To fight the opioid crisis, legalize marijuana.

From a recent post on the NORML blog:

Studies: Marijuana Legalization Laws Correlated With Reduced Opioid Prescribing Trends

Thursday, 05 April 2018

Lexington, KY: The enactment of statewide marijuana legalization laws is associated with a reduction in the number of opioids prescribed and filled, according to a pair of studies published online Monday in the journal JAMA Internal Medicine.

In the first study, investigators from the University of Kentucky and Emory University assessed the relationship between medical and adult-use marijuana laws and opioid prescribing patterns among Medicaid enrollees nationwide. Enrollees included all Medicaid fee-for-service and managed care enrollees - a high-risk population for chronic pain, opioid use disorder, and opioid overdose.

Researchers reported that the enactment of both medicalization and adult-use laws were both associated with reductions in opioid prescribing rates, with broader legalization policies associated with the greatest rates of decline.
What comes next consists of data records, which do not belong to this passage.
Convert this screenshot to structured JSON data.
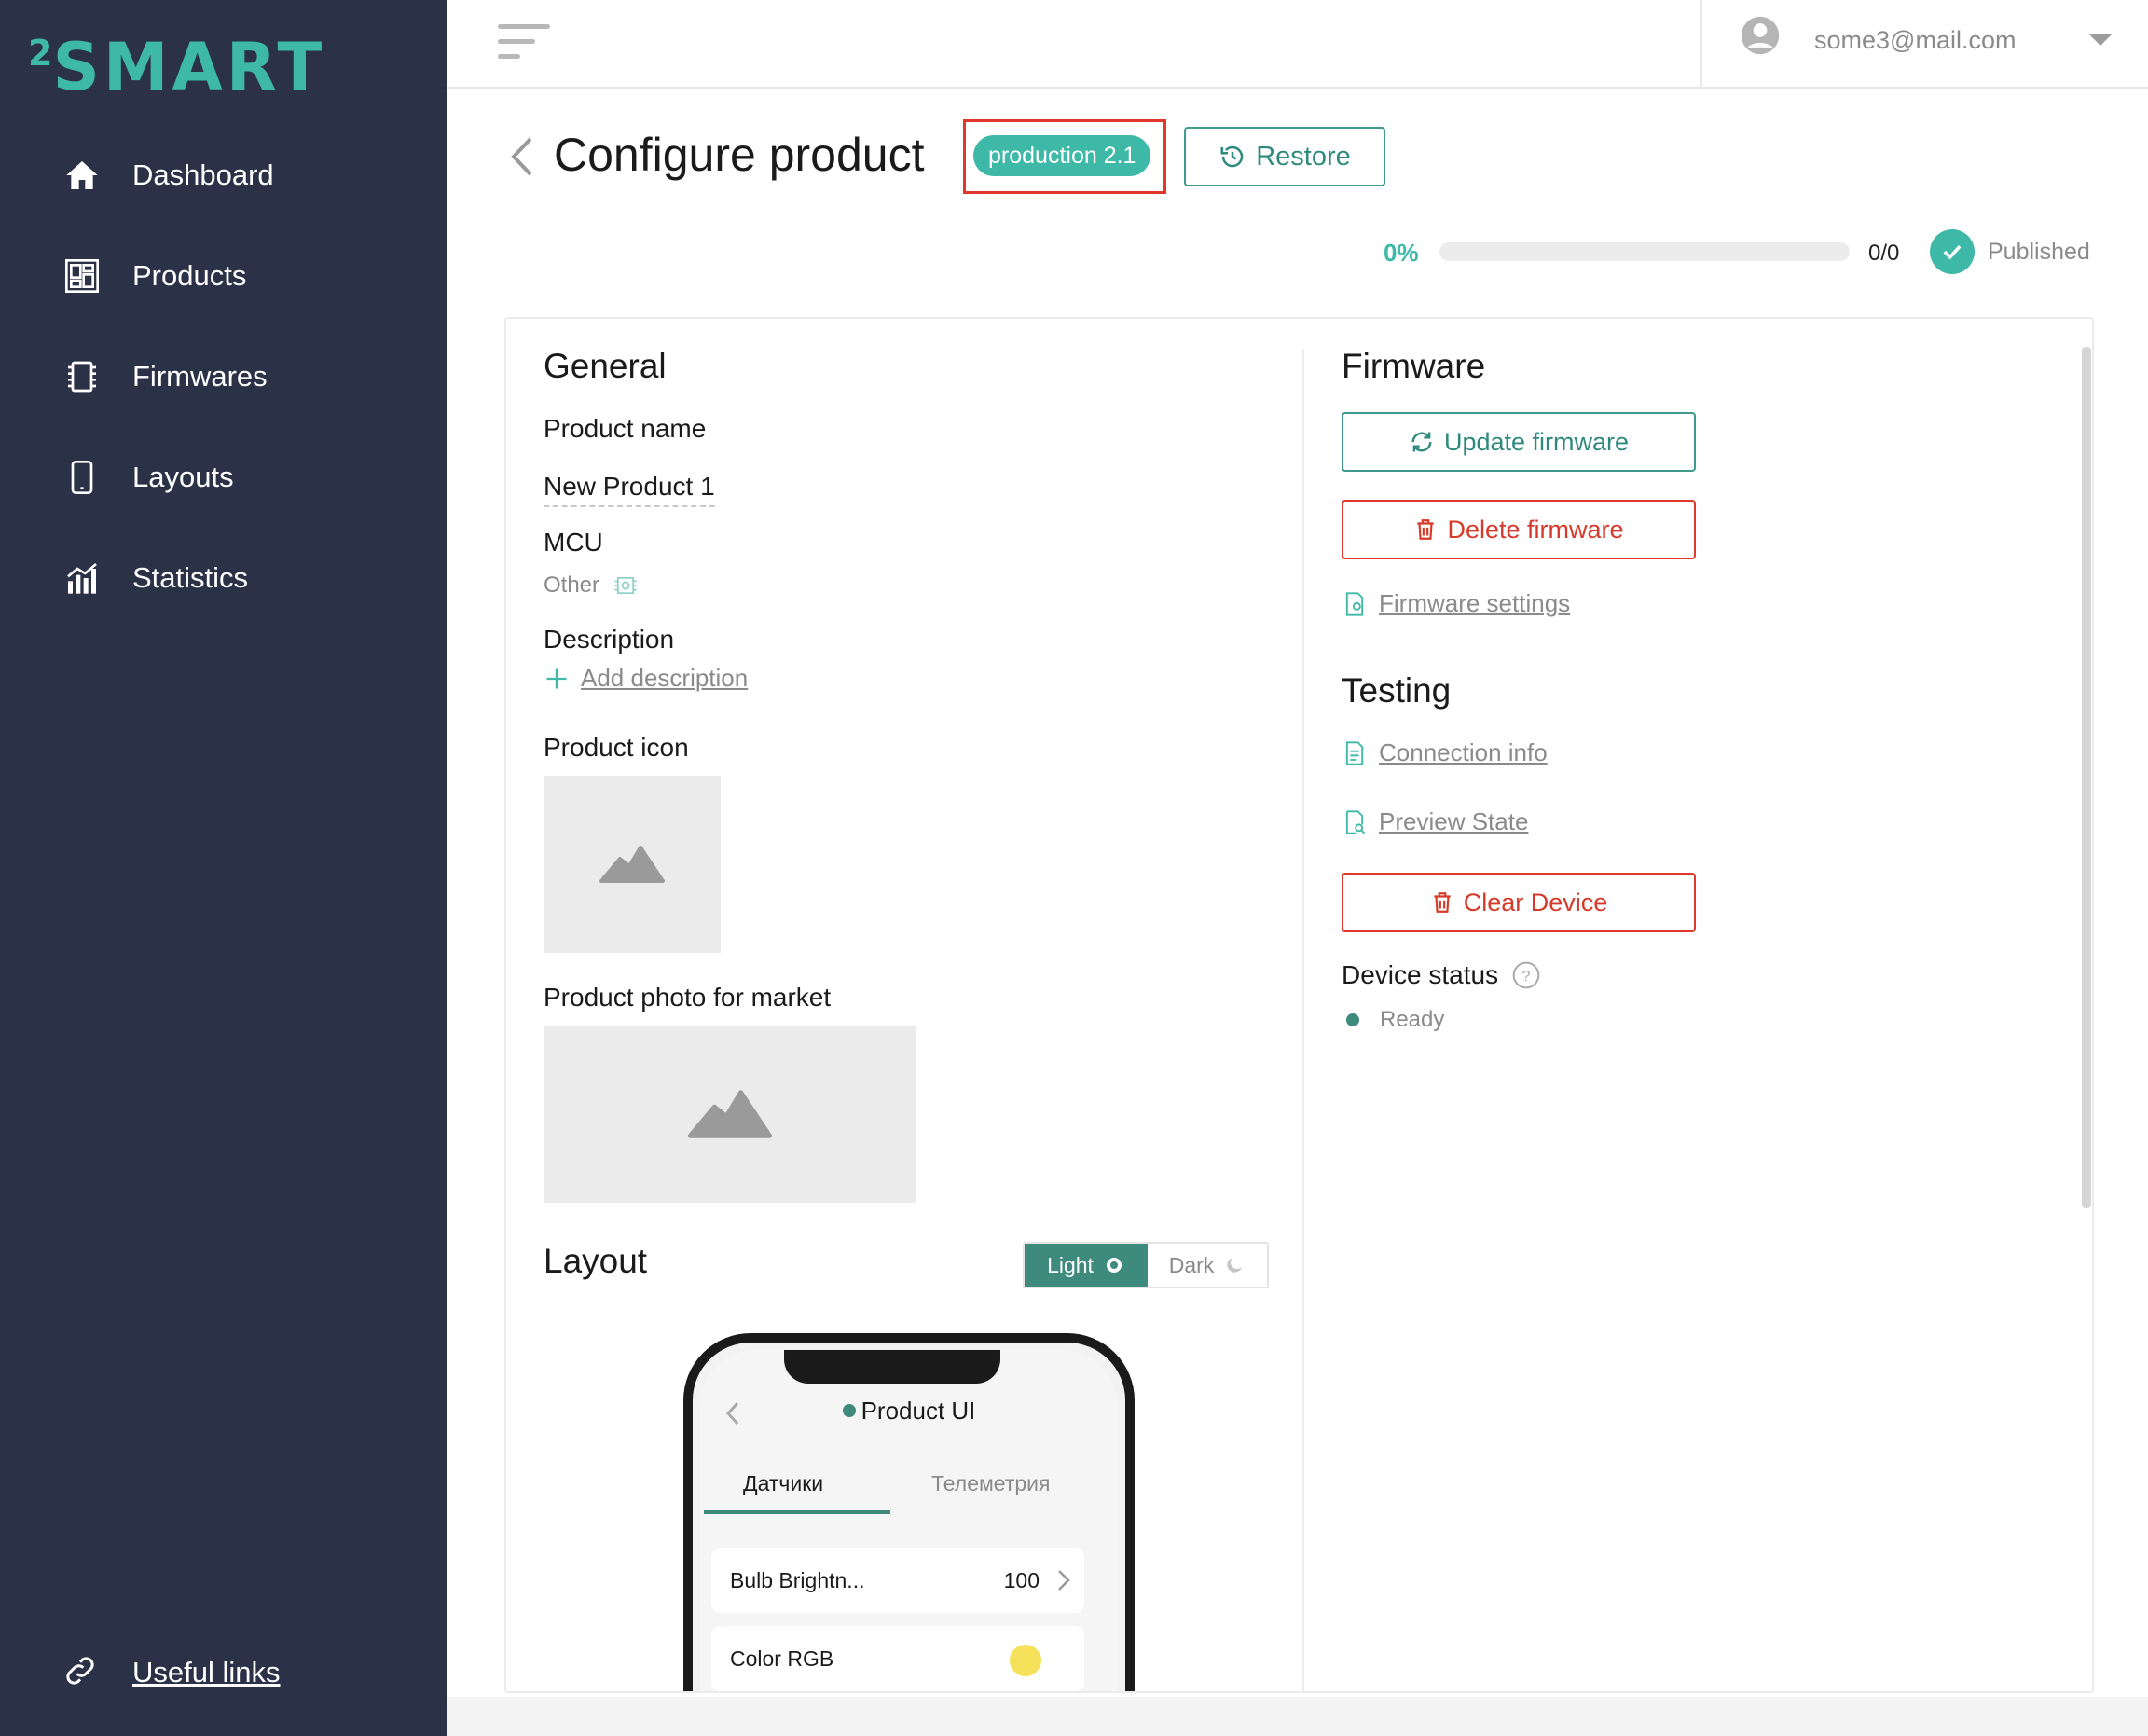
{
  "brand": {
    "logo_sup": "2",
    "logo_text": "SMART",
    "accent": "#3eb8a7",
    "sidebar_bg": "#2b3248"
  },
  "sidebar": {
    "items": [
      {
        "label": "Dashboard",
        "icon": "home-icon"
      },
      {
        "label": "Products",
        "icon": "products-icon"
      },
      {
        "label": "Firmwares",
        "icon": "chip-icon"
      },
      {
        "label": "Layouts",
        "icon": "phone-icon"
      },
      {
        "label": "Statistics",
        "icon": "chart-icon"
      }
    ],
    "useful_links": "Useful links"
  },
  "header": {
    "user_email": "some3@mail.com"
  },
  "page": {
    "title": "Configure product",
    "version_badge": "production 2.1",
    "restore_label": "Restore",
    "progress_percent": "0%",
    "progress_value": 0,
    "count": "0/0",
    "status": "Published"
  },
  "general": {
    "title": "General",
    "product_name_label": "Product name",
    "product_name_value": "New Product 1",
    "mcu_label": "MCU",
    "mcu_value": "Other",
    "description_label": "Description",
    "add_description": "Add description",
    "product_icon_label": "Product icon",
    "product_photo_label": "Product photo for market"
  },
  "layout": {
    "title": "Layout",
    "light_label": "Light",
    "dark_label": "Dark",
    "phone": {
      "title": "Product UI",
      "tab_1": "Датчики",
      "tab_2": "Телеметрия",
      "row_1_label": "Bulb Brightn...",
      "row_1_value": "100",
      "row_2_label": "Color RGB"
    }
  },
  "firmware": {
    "title": "Firmware",
    "update_label": "Update firmware",
    "delete_label": "Delete firmware",
    "settings_link": "Firmware settings"
  },
  "testing": {
    "title": "Testing",
    "connection_info": "Connection info",
    "preview_state": "Preview State",
    "clear_device": "Clear Device",
    "device_status_label": "Device status",
    "device_status_value": "Ready"
  }
}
"State implementation of medical marijuana laws was associated with a 5.88 percent lower rate of opioid prescribing. Moreover, the implementation of adult-use marijuana laws, which all occurred in states with existing medical marijuana laws, was associated with a 6.38 percent lower rate of opioid prescribing," they concluded. "[T]he further reductions in opioid prescribing associated with the newly implemented adult-use marijuana laws suggest that there were individuals beyond the reach of medical marijuana laws who may also benefit from using marijuana in lieu of opioids. Our finding that the lower opioid prescribing rates associated with adult-use marijuana laws were pronounced in Schedule II opioids further suggest that reaching these individuals may have greater potential to reduce the adverse consequences, such as opioid use disorder and overdose."

In the second study, University of Georgia researchers evaluated the association between the enactment of medical cannabis access laws and opioid prescribing trends among those eligible for Medicare Part D prescription drug coverage. Researchers reported that medicalization, and specifically the establishment of brick-and-mortar cannabis dispensing facilities, correlated with significantly reduced opioid prescription drug use.
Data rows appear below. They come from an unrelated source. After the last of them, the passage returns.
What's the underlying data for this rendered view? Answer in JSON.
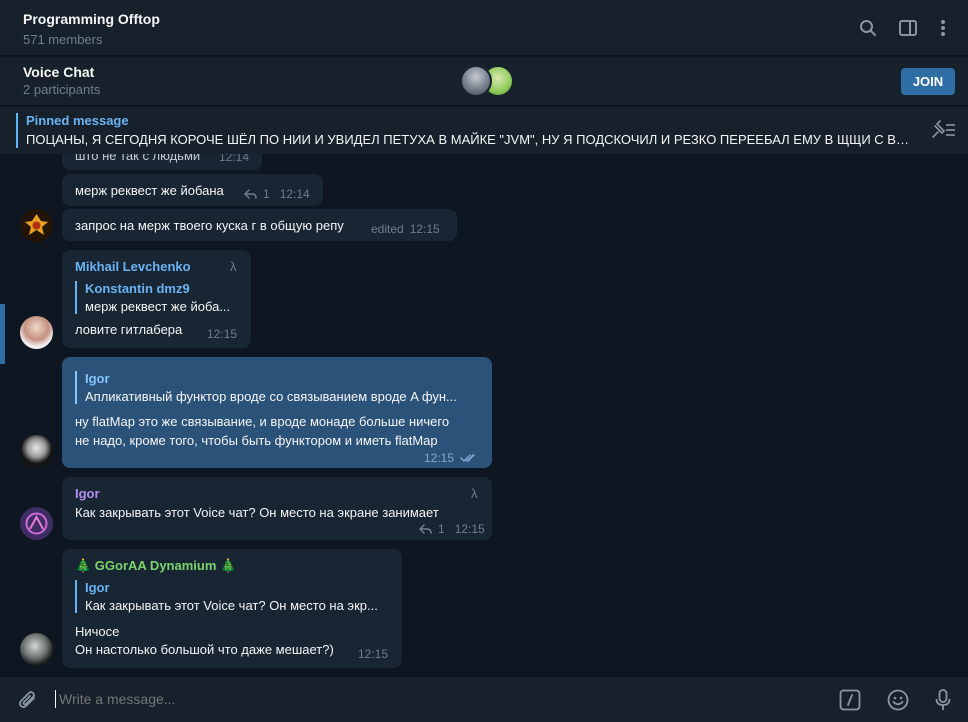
{
  "header": {
    "title": "Programming Offtop",
    "subtitle": "571 members",
    "icons": [
      "search-icon",
      "sidebar-toggle-icon",
      "more-vertical-icon"
    ]
  },
  "voice_chat": {
    "title": "Voice Chat",
    "subtitle": "2 participants",
    "join_label": "JOIN"
  },
  "pinned": {
    "label": "Pinned message",
    "text": "ПОЦАНЫ, Я СЕГОДНЯ КОРОЧЕ ШЁЛ ПО НИИ И УВИДЕЛ ПЕТУХА В МАЙКЕ \"JVM\", НУ Я ПОДСКОЧИЛ И РЕЗКО ПЕРЕЕБАЛ ЕМУ В ЩЩИ С ВЕРТ..."
  },
  "messages": [
    {
      "text": "што не так с людьми",
      "time": "12:14"
    },
    {
      "text": "мерж реквест же йобана",
      "replies": "1",
      "time": "12:14"
    },
    {
      "text": "запрос на мерж твоего куска г в общую репу",
      "edited": "edited",
      "time": "12:15"
    },
    {
      "sender": "Mikhail Levchenko",
      "badge": "λ",
      "reply_name": "Konstantin dmz9",
      "reply_text": "мерж реквест же йоба...",
      "text": "ловите гитлабера",
      "time": "12:15"
    },
    {
      "reply_name": "Igor",
      "reply_text": "Апликативный функтор вроде со связыванием вроде A фун...",
      "line1": "ну flatMap это же связывание, и вроде монаде больше ничего",
      "line2": "не надо, кроме того, чтобы быть функтором и иметь flatMap",
      "time": "12:15"
    },
    {
      "sender": "Igor",
      "badge": "λ",
      "text": "Как закрывать этот Voice чат? Он место на экране занимает",
      "replies": "1",
      "time": "12:15"
    },
    {
      "sender": "🎄 GGorAA Dynamium 🎄",
      "reply_name": "Igor",
      "reply_text": "Как закрывать этот Voice чат? Он место на экр...",
      "line1": "Ничосе",
      "line2": "Он настолько большой что даже мешает?)",
      "time": "12:15"
    }
  ],
  "composer": {
    "placeholder": "Write a message..."
  },
  "colors": {
    "background": "#0e1621",
    "panel": "#17212b",
    "bubble_in": "#182533",
    "bubble_out": "#2b5278",
    "accent": "#6ab3f3",
    "join_button": "#2f6ea5",
    "sender_igor": "#b28ff0",
    "sender_ggoraa": "#7dd36d"
  }
}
"This longitudinal analysis of Medicare Part D found that prescriptions filled for all opioids decreased by 2.11 million daily doses per year from an average of 23.08 million daily doses per year when a state instituted any medical cannabis law. Prescriptions for all opioids decreased by 3.742 million daily doses per year when medical cannabis dispensaries opened," they concluded. "Combined with previously published studies suggesting cannabis laws are associated with lower opioid mortality, these findings further strengthen arguments in favor of considering medical applications of cannabis as one tool in the policy arsenal that can be used to diminish the harm of prescription opioids."

The studies' findings are consistent with those of numerous prior papers concluding that legal cannabis access is associated with decreases in opioid use, abuse, hospitalizations, and mortality.